Greek Finance Minister Yannis Stournaras expects the troika of international lenders to deliver its report on Greece in mid-October and is optimistic Athens will get a new tranche of aid by the end of October, according to a German paper.

Athens held talks this week with inspectors from the "troika" of European Commission, European Central Bank and International Monetary Fund lenders to bridge differences over 2 billion euros of disputed austerity cuts.

But Stournaras was quoted by mass-selling German daily Bild as saying there was "no dispute with the troika".

"We are on a good path," he told Bild, for an article to be published in its Thursday edition. "I expect the troika report by mid-October. And I am very optimistic that Greece will get fresh money from the last package by the end of October."

The Greek finance minister said his country needed more time, not more money.

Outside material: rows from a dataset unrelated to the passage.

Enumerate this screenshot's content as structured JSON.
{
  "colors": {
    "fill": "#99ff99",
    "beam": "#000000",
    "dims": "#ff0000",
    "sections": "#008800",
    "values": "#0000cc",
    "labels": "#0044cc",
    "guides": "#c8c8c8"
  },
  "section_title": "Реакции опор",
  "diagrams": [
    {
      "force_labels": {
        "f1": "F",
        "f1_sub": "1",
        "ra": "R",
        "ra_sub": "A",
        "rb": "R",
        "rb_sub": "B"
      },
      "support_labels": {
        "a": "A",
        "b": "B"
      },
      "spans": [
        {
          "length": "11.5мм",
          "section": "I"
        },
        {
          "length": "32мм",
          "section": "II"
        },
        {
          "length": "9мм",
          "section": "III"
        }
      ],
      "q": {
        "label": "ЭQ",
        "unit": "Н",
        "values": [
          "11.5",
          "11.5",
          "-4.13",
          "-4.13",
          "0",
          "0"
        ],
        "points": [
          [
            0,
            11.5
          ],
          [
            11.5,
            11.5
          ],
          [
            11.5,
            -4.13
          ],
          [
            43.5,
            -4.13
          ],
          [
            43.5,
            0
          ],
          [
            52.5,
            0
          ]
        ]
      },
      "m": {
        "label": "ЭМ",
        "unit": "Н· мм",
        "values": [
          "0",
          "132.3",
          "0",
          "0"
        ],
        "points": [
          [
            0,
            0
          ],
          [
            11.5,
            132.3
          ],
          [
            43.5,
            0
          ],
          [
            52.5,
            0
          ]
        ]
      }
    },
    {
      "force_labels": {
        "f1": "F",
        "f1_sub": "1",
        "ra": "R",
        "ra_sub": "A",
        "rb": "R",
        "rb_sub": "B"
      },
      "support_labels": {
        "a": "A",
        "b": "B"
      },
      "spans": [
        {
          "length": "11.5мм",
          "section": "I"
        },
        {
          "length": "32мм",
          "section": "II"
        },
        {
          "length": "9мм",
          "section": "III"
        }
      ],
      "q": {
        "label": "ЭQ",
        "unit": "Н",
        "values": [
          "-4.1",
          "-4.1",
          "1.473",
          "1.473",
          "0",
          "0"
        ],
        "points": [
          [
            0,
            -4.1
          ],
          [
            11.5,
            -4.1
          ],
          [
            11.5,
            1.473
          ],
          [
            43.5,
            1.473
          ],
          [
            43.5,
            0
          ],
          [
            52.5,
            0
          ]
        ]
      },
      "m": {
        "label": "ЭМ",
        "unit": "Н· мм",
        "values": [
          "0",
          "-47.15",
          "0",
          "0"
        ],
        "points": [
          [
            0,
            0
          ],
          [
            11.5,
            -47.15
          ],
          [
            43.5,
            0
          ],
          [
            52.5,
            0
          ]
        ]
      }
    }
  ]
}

"That is precisely what I will explain to my finance minister colleagues at the weekend," he said, referring to a meeting of Eurogroup finance ministers on October 8.

"And I will explain to them and hopefully convince them how it can work, so that we get more time and it does not cost more money," he said. "I will once again tell my EU colleagues quite clearly: We are not asking for more money."

The IMF wants Greece to cut its debt further to make up for going hugely off-track from the terms of its bailout, while Europe is resisting the option of a new debt restructuring and instead prefers to give Athens more time to get back on track, officials have told Reuters.

Another debt restructuring would in particular be a major blow to German Chancellor Angela Merkel, whose country is the biggest contributor to euro zone rescue funds, and diplomats say she would be eager to avoid such an event before a September 2013 German general election.

Greece unveiled an austerity budget this week that predicted a sixth year of recession in 2013 but failed to convince the troika, which has been skeptical of Athens' plans to cut health and defense spending.

Stournaras said it was time to combat the recession, as "this situation cannot continue like this forever".